Justus likes to live among books and that’s why he decided to volunteer in our library. There he can not only read well, but also have enriching conversations with a wide variety of people. What Justus likes to talk about and which exhibition inspired him to start working at the Gay Museum, you can find out in the following interview.
SMU: Could you introduce yourself briefly?
Justus: I’m Justus, I’m 26 years old now. I’m from Berlin, but I was away for a long time. I’ve been back since January last year, and have been a volunteer here at the Schwules Museum since October last year. Otherwise I’m busy finishing my studies, which I hope will be soon. Apart from that, I’m very active in urban political disputes, such as Deutsche Wohnen und Co enteignen and all the stuff around that.
What are you studying?
I studied Economics and Sociology and Urban Studies/Urban Studies. And in the whole mix you get to knoe all the rent-political things very well, also economic topics, but also queer history and other topics in the area.

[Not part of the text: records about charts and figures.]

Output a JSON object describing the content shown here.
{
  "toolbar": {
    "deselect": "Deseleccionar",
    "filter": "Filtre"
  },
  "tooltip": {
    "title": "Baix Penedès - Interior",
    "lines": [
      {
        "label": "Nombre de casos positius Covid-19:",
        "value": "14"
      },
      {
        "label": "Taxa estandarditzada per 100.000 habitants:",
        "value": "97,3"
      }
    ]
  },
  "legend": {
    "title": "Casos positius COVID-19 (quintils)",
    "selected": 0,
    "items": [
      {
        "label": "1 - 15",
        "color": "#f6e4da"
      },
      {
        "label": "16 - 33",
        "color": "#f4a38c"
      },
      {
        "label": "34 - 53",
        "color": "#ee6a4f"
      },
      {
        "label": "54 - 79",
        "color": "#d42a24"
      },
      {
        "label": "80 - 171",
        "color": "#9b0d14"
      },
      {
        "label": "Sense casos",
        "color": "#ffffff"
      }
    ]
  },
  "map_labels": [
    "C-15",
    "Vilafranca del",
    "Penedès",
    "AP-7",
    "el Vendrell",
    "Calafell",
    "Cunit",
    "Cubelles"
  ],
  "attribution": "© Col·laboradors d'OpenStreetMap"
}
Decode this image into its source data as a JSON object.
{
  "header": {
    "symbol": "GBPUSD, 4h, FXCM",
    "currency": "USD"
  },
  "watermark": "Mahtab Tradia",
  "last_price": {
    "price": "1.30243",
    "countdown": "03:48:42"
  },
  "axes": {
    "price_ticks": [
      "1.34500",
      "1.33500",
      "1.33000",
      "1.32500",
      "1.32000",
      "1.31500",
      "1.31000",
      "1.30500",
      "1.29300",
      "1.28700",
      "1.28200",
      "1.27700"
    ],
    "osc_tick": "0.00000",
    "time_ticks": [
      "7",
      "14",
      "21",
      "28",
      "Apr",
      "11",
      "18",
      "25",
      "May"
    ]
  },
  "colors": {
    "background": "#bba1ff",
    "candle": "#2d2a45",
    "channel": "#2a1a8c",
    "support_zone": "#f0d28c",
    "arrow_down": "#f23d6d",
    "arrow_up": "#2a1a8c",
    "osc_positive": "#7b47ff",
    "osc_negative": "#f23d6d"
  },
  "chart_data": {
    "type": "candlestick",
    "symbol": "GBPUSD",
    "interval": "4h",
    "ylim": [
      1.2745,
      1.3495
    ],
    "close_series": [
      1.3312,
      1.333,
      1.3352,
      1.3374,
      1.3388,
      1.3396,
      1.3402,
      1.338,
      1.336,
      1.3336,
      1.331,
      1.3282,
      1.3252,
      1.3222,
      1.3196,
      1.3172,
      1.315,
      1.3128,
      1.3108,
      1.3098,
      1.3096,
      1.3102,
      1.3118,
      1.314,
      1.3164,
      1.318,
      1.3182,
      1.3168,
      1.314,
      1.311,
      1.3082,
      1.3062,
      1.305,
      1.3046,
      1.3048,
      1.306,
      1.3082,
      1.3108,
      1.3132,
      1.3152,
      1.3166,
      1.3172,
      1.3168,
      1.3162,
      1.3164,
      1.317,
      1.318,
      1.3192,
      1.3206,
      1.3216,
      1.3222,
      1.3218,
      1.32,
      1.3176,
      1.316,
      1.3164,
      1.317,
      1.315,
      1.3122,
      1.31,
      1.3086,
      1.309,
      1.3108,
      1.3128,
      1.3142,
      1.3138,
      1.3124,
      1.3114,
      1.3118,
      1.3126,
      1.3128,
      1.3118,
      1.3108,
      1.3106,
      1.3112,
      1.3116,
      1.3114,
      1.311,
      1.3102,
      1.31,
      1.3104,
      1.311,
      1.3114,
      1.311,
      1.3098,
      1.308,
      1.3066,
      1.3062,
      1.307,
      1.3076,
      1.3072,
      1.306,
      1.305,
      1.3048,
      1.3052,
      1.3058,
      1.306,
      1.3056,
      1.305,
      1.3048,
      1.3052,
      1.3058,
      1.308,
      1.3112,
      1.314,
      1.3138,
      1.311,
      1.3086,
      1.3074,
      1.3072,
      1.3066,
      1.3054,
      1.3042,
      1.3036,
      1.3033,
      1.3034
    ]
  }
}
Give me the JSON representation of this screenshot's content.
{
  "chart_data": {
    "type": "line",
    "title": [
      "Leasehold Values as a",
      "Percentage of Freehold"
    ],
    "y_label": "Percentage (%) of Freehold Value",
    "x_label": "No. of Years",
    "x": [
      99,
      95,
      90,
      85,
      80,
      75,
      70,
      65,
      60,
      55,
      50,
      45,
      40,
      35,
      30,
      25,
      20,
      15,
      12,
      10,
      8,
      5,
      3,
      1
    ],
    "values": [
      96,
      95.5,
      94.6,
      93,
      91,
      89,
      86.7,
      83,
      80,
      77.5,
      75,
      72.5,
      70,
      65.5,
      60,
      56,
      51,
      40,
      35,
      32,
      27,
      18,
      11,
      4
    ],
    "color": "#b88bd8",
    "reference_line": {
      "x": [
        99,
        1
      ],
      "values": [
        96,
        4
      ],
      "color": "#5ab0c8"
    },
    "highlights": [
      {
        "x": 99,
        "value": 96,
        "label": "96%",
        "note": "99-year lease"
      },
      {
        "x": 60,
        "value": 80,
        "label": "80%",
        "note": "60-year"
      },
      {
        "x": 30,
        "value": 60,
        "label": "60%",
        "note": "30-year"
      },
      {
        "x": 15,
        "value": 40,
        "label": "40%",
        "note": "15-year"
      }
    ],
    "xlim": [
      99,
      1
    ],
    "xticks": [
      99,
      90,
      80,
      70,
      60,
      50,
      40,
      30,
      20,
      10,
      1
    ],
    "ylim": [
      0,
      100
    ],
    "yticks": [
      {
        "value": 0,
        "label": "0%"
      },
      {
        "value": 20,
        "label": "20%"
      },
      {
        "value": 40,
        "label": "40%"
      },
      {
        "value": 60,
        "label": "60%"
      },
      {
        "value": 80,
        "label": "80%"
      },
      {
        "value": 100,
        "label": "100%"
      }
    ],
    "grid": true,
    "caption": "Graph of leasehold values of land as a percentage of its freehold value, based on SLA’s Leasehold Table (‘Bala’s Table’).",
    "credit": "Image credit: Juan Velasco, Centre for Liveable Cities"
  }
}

And how did you end up at the Schwules Museum?
As a guest of the exhibitions at the Schwules Museum itself. And then as a very sporadic user of the library then to the other work areas of the Schwules Museum. I wasn’t here that often, but for some topics like emancipation struggles and queer movement history in university or other projects, the Gay Museum was recommended to me in conversations with friends and was then one of the first places to go to delve deeper into these topics.
Why are you doing your volunteer work in the SMU library?
I didn’t go to the library that often, but every time I did, I thought to myself that this place must be as underfunded as any other cultural space in this city, which means that people are always looking for help. And then I saw a notice in the exhibition rooms that a large part of the work of the Schwules Museum is done by volunteers. And then I thought to myself: “Okay, this place is very important for me, for so many projects and so many people in this city. There always has to be people who simply keep it open and support it. Why not me too?!” And then I just wrote to the archive manager and asked: “Hey, are you still looking?” And because I came in this way and my time is a bit tight right now, I am now working as a volunteer in the library once every two weeks.
And what do you do there exactly?
Having a good time, sitting and reading. I think that’s the most important thing. I open the library, which doesn’t take that long, greet the guests and the users who are there, and then I actually have two, two and a half hours of good time with colleagues, coffee and good books. That’s why I think it’s a very nice service, where you can just sit among books, browse around, and chat with either the users or your colleagues in between.
Speaking of good books, do you have any book recommendations?
Yes, well privately I’m reading “The Freedom of a Woman” by Edouard Louis, but I can’t really recommend it yet, because I’m only on page 15. But I’ve heard a lot of good things, so I think it’s going to be something exciting.
What was your favorite exhibition at SMU?
I think my favorite exhibition and the impetus to really ask here again and to support the work here was “Rosarot in Ostberlin”. I was there, I think, last fall and was extremely enthusiastic about the exhibition. It was an exhibition on queer, gay, lesbian places in the GDR. The concept was super appealing and super beautiful and the topic, the historical course, in an emancipatory, but at the same time repressive system, incredibly exciting and well processed in the exhibition. I also learned a lot that I didn’t know at all.
And then as a conclusion, what would you wish for the museum?
I would be very happy if the museum, even more than it already is, became an open space for the whole city society and, in addition to the museum, art and culture and history space, where you can come to visit and also meet people, became even more of a meeting place. Because I believe that more and more spaces are disappearing for the scene, also due to pressure on rents and other developments that we all know about. And the Schwules Museum is already doing this really well and does a lot, to open up and invite many groups from the city here. And if that can happen even more, if this pandemic hopefully gets better soon, that would make me very happy.